Özgür Özel, yürüyüş öncesinde Hacı Bektaş Veli Anadolu Kültür Vakfını ziyaret etti.

ÖZGÜR ÖZEL: BİZ BUNU HAK ETMEDİK

Anmanın ardından konuşan Özgür Özel, şunları söyledi:

"Bugün Madımak Katliamı’nın 31'inci yıl dönümü. CHP'nin Genel Başkanı olarak ilk 2 Temmuz ve bugün burada genel başkan sıfatıyla, tüm yardımcılarımızla, grup başkan vekillerimizle, milletvekillerimizle, il başkanlarımızla, partideki tüm kademelerdeki yöneticilerimizle birlikte ailelerin yanında olmaya geldik. Burada, iki önemli karar alınmadan sonuç alınmadan bu mücadele durmayacak. Elbette her sene 2 Temmuz’da geleceğiz, burada anacağız. 31'inci yılı, birinci yıl kabul ediyoruz. Birinci talep, bütün ailelerin ve bizim ortak talebimiz, Madımak’ın bir utanç müzesi olmasıdır. Bu bilim ve kültür merkezi yazısını gören ailelerin içi yanıyor. 'Biz bunu hak etmedik. Ne bilimi ne kültürü, insan yakmak bizim kültürümüzde var mı? Bilime inanan, kültüre inanan, sanata inanan canları burada yaktınız' diyorlar. Burası utanç müzesi olacak. İkincisi de istinafta umudumuzu sürdürüyoruz ama eninde sonunda bu kararların bozulup bunun insanlığa karşı suç olarak nitelendirilmesi gerekiyor. İnsanlığa karşı suçlar, zaman aşımına uğramazlar, affa uğramazlar. O yüzden insanlığa karşı suç kararı verilene kadar verilen hiçbir kararı tanımıyoruz.
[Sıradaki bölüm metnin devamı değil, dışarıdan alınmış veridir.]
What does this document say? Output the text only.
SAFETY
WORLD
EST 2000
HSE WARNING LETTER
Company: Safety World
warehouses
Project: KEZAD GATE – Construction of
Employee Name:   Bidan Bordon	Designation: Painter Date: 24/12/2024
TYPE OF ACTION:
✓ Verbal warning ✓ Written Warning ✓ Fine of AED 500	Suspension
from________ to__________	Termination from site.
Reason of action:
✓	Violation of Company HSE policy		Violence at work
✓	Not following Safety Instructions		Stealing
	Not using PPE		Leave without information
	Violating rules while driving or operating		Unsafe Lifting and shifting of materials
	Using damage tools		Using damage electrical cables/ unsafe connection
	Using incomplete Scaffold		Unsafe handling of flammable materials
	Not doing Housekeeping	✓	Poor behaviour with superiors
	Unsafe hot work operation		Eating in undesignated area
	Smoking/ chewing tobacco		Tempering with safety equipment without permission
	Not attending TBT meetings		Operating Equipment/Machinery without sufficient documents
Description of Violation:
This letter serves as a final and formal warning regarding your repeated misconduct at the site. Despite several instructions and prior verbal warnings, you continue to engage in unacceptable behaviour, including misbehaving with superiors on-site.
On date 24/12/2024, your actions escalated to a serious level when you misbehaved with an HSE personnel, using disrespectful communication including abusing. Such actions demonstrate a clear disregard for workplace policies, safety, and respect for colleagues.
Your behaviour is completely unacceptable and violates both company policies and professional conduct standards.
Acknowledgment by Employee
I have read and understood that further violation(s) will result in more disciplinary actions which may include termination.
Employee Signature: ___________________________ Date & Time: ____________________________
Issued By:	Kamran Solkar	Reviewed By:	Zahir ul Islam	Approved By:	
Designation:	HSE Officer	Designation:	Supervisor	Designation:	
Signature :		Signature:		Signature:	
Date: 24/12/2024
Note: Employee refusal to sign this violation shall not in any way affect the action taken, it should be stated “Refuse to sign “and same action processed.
"BU BİR KAN DAVASI DEĞİL, CAN DAVASIDIR"

Yedi kişinin Alman vatandaşı, iki kişinin Suudi Arabistan vatandaşı olduğu, birinin Sivas Emniyeti'ne 500 metre mesafede öldüğü, birinin AK Parti döneminde İstanbul Büyükşehir’de istihdam edildiği, kaçakların mutlaka gıyaplarında insanlığa karşı suç işlemiş kişiler olarak cezalandırılmasını, bunun dışında kurulan tüm kararların bozulmasını, zaman aşımı kararının da bozulmasını bekliyoruz. Bakın, çok kararlıyız. Bu bir kan davası değil. Kan davaları bile bir gün biter ama bu bir can davasıdır. Canlarımıza karşı işlenmiş insanlık suçudur. Türkiye’deki tüm canları tehdit eden bir insanlık suçudur, nefret suçudur. Türkiye’nin, barışının içine döşenmiş mayındır, dinamittir. Bu dinamitleri, bu mayınları sadece gözü yaşlı analar, eşler, çocuklar ya da davayı takip eden avukatlar temizleyemez. Bunu bütün siyasiler, bütün riskleri görerek, cesaretle bu mayınları ellerimizle temizleyeceğiz.

"MADIMAK UTANÇ MÜZESİ'NİN AÇILIŞINI BİZZAT YAPACAĞIM"

Bir kez daha ilan ediyorum ki kan davaları bile biter ama bu can davası bitmez. Bir kez daha söylüyorum: Bir yıl mı olur, iki yıl mı olur, üç yıl mı olur, ama and olsun ki dört yıl sonra, beş yıl sonra bir 2 Temmuz'da daha geç değil, gelip burada Madımak Utanç Müzesi'nin açılışını bizzat yapacağım. O açılışta burada bulunacağım. Hep beraber yapacağız. Ant olsun, ant olsun, ant olsun."

"DÜNKÜ KARAR SON DERECE HUKUKSUZ BİR KARARDIR"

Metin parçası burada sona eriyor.